HTML, XHTML, XML and Control Codes

Question

How do I handle control codes (ie. the 'C0' U+0000-U+001F and 'C1' U+007F-U+009F ranges) in XML, XHTML and HTML?

Legacy applications sometimes create data incorporating control codes. It can therefore sometimes be important to understand how controls are supported in markup languages, when migrating these applications or their data to the web.

There are two ranges of the Unicode Character Set that are assigned as control codes. The Unicode Standard makes no particular use of these controls and leaves their definition up to the application. If the application does not specify their use, then they are to be interpreted according to the semantics of ISO/IEC 6429. Most of you will recognize many of the 6429 controls: ACK, NAK, BEL, LF, FF, VT, CR, et al. The ISO 8859 family and other character standards base their control codes on the ISO 6429 standard.

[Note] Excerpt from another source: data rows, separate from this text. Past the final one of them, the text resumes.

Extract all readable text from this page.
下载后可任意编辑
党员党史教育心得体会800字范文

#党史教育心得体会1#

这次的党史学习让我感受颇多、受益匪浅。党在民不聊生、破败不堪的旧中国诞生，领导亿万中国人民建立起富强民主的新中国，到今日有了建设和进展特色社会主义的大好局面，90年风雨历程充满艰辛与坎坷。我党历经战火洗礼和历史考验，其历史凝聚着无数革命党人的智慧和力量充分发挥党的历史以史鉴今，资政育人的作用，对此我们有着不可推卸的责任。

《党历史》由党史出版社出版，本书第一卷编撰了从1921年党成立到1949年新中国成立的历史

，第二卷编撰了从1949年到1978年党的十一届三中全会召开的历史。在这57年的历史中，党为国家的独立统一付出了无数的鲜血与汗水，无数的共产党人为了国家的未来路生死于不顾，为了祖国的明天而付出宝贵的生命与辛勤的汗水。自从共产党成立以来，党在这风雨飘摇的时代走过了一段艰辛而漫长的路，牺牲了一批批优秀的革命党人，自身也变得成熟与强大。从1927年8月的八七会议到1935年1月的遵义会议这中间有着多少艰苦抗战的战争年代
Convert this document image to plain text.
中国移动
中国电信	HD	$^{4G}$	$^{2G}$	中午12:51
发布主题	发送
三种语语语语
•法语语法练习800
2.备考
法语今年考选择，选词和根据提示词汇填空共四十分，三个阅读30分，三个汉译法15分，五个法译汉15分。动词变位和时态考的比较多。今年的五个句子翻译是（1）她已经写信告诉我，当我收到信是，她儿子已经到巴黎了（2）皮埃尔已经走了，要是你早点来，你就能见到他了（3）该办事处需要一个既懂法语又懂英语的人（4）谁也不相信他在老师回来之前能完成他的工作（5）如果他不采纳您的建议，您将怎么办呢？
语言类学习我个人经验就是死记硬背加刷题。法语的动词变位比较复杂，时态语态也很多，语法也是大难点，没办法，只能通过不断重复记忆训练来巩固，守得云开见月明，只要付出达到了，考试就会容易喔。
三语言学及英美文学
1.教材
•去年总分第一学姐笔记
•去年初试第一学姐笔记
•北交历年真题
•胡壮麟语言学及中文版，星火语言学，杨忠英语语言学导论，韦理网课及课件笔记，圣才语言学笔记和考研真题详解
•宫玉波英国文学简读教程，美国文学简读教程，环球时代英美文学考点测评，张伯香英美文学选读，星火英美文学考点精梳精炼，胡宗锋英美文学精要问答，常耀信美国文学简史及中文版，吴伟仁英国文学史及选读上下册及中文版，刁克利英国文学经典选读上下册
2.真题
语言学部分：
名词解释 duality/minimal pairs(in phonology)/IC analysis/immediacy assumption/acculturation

The control codes in the range U+0000-U+001F are known as the "C0" range. This range begins with the NUL (Null) U+0000 control. The control codes in the range U+0080-U+009F are known as the "C1" range. DEL (Delete) U+007F is also a control and is adjacent to the beginning of the C1 Range.

Answer

Handling control codes

Control codes should be replaced with appropriate markup. Since XML provides a standard way of encoding structured data, representing control codes other than as markup would undo the actual advantages of using XML. Use of control codes in HTML and XHTML is never appropriate, since these markup languages are for representing text, not data. The only time the following information should be needed is in the rare case where legacy data containing control codes cannot be cleaned up.

If the data is not really textual, but binary, then it may be more practical to encode it, for example using base64 or as hexadecimal values, to ensure only supported characters are used in the markup language text. (And of course, decoding the text when reading the files.) Note that XML Schema provides data types for these encodings.

Another alternative is to store the data in an external document and reference it from the XML document.

In XML 1.1, if you need to represent a control code explicitly the simplest alternative is to use an NCR (numeric character reference). For example, the control code ESC (Escape) U+001B would be represented by either the  (hexadecimal) or  (decimal) Numeric Character References.

Support for control codes

The following table summarizes which markup languages support the control codes:

Controls Range HTML 4 XHTML 1.0 XML 1.0 XML 1.1
C0, except HT, LF, CR U+0000 (NUL) Illegal Illegal Illegal Illegal
U+0001-U+001F Illegal Illegal Illegal NCR
HT, LF, CR U+0009, U+000A, U+000D Supported Supported Supported Supported
DEL + C1 U+007F-U+009F Illegal Illegal Supported NCR
NEL U+0085 Illegal Illegal (allowed) Supported

By the way

Whereas the ISO 8859 family reserves the C1 range for controls, Microsoft character sets (e.g. 1250-1258) place characters in this range. Sometimes content authors mistakenly use the Microsoft character code points in creating NCRs instead of using the Unicode values. Because of the prevalence of this mistake, many browsers display the Microsoft characters in this range. This is incorrect behavior and further misleads the developer by incorrectly confirming the mistaken value. The problem may eventually be discovered when the data is treated by some application, or when a standards-conforming browser fails to display the intended character.